In 2015, EE signed a deal with the government to replace its Airwave network and also said it would eliminate zones of no coverage for consumers at the same time.
Today, EE’s 4G services cover roughly 60 percent of the country, although there is still a lot of work to be done to cover rural areas especially as it will be used by police communications and emergency services. The Home Office is set to spend hundreds of millions to support the replacement network’s rollout.
Chief Executive of EE, Marc Allera said the work would “go further than any operator has ever gone, with the aim of covering the whole of the UK with 4G”, adding that “There’s no doubt being part of a large group gives us scale and long term surety over our investments”.
Also revealed in the announcement was the firm’s plan to return all of its call centres to the UK by the end of 2016, with the aiming of improving service. Likely due to the fact that EE hasn’t done well in Ofcom’s ratings amongst UK operators – currently languishing in third place in terms of customer complaints. All the call centres based in India will be closed, with hundreds of new jobs set to be created in the UK and Ireland once the transition has been made.

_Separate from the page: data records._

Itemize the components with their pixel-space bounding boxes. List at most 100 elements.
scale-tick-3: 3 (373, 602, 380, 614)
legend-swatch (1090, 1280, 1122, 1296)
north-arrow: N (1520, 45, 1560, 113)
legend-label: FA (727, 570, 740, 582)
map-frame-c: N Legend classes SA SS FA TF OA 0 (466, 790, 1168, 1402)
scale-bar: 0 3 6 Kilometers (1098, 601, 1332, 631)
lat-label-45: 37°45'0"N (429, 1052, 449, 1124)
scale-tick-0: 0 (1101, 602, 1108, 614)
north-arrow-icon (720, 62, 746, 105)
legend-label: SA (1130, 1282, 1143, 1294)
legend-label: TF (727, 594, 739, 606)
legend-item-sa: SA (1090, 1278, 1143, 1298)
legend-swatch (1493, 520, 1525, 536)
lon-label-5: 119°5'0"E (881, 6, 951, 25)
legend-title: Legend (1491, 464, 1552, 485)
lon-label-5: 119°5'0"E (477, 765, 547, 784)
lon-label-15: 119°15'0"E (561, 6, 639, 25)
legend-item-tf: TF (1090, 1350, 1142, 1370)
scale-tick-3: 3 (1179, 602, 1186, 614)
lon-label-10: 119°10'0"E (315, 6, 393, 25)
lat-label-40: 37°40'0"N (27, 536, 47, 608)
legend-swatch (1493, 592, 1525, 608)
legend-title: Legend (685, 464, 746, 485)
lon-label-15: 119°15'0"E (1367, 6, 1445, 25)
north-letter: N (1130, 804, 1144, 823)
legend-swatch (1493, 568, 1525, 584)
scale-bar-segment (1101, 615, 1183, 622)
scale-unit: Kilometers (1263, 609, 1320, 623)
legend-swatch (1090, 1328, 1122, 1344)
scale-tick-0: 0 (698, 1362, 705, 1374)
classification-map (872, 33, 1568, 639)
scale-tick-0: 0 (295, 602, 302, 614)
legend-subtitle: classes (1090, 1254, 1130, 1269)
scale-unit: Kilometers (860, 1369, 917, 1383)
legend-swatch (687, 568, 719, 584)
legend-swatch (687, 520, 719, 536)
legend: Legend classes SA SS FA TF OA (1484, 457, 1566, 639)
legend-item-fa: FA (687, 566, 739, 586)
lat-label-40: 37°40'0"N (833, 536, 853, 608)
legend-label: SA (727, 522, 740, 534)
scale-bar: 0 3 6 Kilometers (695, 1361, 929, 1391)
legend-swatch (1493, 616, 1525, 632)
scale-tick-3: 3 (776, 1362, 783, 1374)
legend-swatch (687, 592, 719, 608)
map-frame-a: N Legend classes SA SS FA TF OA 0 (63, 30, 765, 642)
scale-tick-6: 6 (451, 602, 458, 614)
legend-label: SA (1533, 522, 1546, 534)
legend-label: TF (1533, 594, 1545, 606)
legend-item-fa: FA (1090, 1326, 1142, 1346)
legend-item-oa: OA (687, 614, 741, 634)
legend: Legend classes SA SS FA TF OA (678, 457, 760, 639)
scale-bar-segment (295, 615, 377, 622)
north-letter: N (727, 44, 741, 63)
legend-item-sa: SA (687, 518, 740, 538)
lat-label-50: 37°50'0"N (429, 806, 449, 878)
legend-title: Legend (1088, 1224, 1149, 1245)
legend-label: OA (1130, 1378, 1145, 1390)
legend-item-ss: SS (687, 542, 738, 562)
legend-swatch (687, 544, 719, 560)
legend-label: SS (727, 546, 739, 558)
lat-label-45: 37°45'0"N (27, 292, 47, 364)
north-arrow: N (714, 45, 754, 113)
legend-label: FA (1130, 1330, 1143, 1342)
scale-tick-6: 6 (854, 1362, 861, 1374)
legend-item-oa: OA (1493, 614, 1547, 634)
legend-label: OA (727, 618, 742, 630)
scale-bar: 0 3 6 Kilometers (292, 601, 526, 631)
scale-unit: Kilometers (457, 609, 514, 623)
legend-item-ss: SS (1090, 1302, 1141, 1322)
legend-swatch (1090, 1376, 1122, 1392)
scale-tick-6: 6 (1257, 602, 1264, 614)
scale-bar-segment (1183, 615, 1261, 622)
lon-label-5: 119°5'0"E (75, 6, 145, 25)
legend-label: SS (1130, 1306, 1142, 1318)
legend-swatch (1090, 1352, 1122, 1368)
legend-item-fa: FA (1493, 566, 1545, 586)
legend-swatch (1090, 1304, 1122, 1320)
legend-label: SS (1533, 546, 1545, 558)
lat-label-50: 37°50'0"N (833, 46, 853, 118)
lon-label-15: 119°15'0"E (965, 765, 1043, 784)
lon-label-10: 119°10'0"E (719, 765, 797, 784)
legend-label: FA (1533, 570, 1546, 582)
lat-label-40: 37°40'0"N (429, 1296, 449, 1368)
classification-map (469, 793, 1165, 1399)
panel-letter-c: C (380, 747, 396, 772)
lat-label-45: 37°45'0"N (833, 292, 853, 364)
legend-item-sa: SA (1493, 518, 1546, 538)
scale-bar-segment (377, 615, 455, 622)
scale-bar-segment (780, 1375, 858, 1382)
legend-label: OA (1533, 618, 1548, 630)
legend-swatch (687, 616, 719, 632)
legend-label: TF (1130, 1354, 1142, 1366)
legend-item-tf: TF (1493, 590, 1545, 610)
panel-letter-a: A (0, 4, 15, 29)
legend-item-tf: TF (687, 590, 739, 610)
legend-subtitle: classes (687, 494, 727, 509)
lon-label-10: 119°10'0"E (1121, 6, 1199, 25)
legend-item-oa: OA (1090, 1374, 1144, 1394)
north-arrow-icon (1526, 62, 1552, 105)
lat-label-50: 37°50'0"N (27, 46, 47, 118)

The UK’s other operators including Three, Vodafone and O2 have consistently said that rolling out more 4G is hampered by rules restricting where they can build out – such as the placement of mobile masts. EE however says that the plans will go ahead regardless of changes to the way that masts and other infrastructure can be erected. Allera said that “reform that gets us access to sites and stops landlords paying ransom rents would certainly help”.
If it goes ahead as planned, EE could be the sole provider of 4G services in many rural areas, of which only 4 percent is covered by high-speed mobile at the moment.
As far as the government is concerned, the UK’s operators need to reach 90 percent geographical coverage by the end of next year, but EE’s plans go much farther – which can only be a good thing.